Il se sent dans le jeu céleste en pleine sécurité. Et il ne ressent nulle inquiétude, parce que cet aiguillon ne l’a pas encore piqué de se dire « Mais où suis-je ? Où vais-je ? Quel est donc le sens de cette énigme que je suis ? », parce que cette morsure ne l’a pas encore mordu d’entendre : « Mais quelle est donc cette plaisanterie affreuse ? Et quel est ce théâtre où je pleure sous le masque qui rit ? » Non, il ne l’a pas, cette immortelle inquiétude du cœur qui sait s’entendre. Mais au contraire, le jeu de sa pensée est si paisible, si semblable à ces grands fleuves qu’il a oubliés, sa rêverie s’écoule si puissamment qu’il ne lui souvient pas d’avoir ressenti depuis longtemps une telle félicité. Et en effet, pendant son séjour à Ksar el Barka, n’a-t-il pas fait à Dieu de larges concessions, n’a-t-il pas été à la limite de ce que l’on peut accorder ? En toute justice, il faut bien que tant de condescendance lui procure quelques satisfactions. Les Maures lui ont fait comprendre combien il était pur et salubre, cet air chrétien que l’on respire en France, dans cette France qu’il avait maudite au moment même qu’il la quittait, à tout jamais peut-être. Ils lui ont fait entrevoir la France cachée qu’il a méconnue, et ils ont mis la filiale action de grâce sur ses lèvres, au lieu de l’infâme reniement. Il est heureux comme l’enfant perdu qui retrouve sa mère. Pourquoi donc l’esprit lassé continuerait-il ses démarches inquiètes ? Pourquoi ne jetterait-il pas l’ancre dans ces beaux ports terrestres qui s’ouvrent à la fatigue de vivre ?

Dans son noble détachement, Maxence recevait pourtant des avertissements. Tout conspirait contre cette quiétude où il se croyait en sûreté, sans compter qu’au désert la pensée va plus en profondeur qu’en étendue.


Le guide de la colonne s’appelait Mohammed Fadel ben Mohammed Routam : ce nom en dit assez.
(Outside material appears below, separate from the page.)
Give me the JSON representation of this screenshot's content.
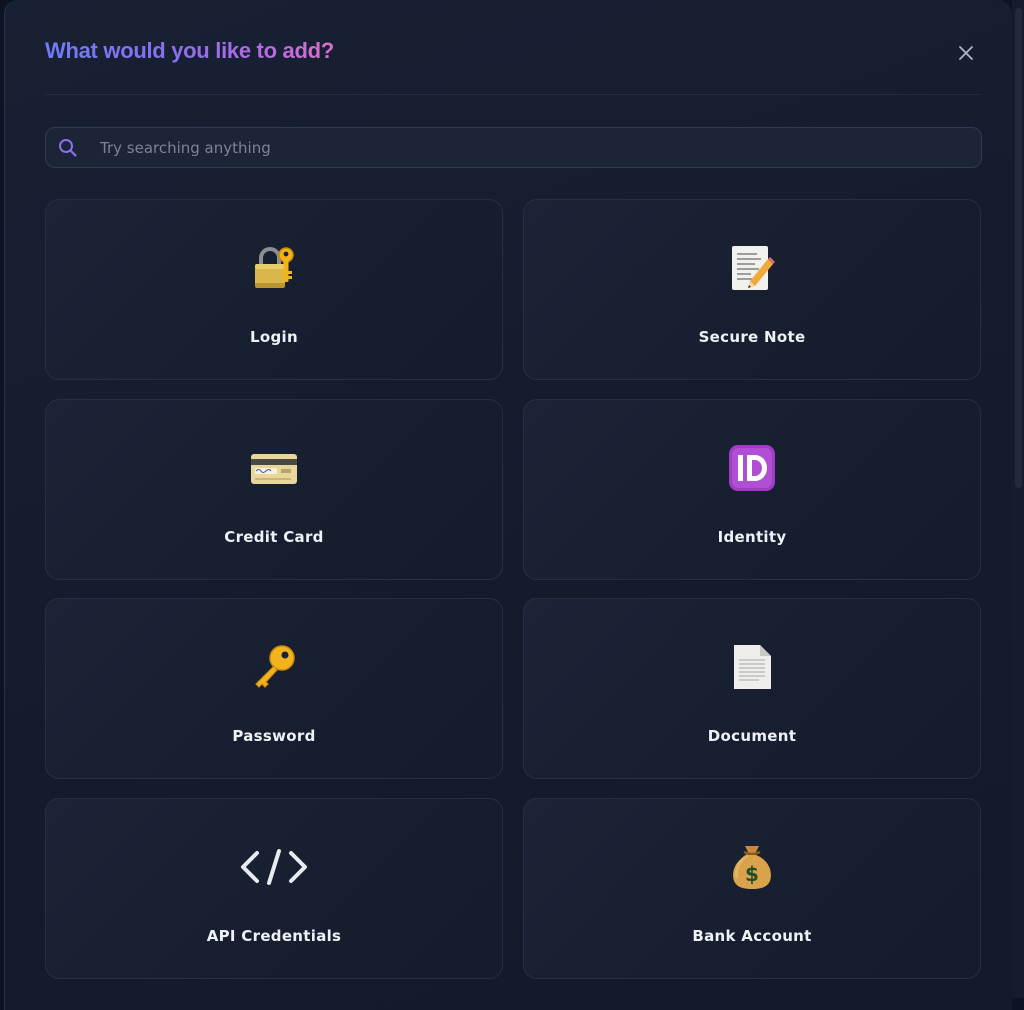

C’était le petit neveu de Ma el Aïnin, le grand savant, l’irréductible adversaire de la France, c’était le propre neveu de Taquialla, le mogaddem des Fadelya de l’Adrar, qui conduisait le jeune officier dans les sombres replis pierreux de ces terres mortes. Cet homme était vraiment notre ami. Son esprit était charmant, sa culture aussi vaste que peut l’être celle d’un Maure. Maxence causait volontiers avec lui, le soir, sous le ciel immense où le cercle étroit de la terre disparaissait. Ce soir-là :

— Comment nommez-vous, dit le Maure, ces quatre grandes étoiles et ces trois petites qui marchent dans le ciel comme les cavaliers d’une avant-garde dans le désert ?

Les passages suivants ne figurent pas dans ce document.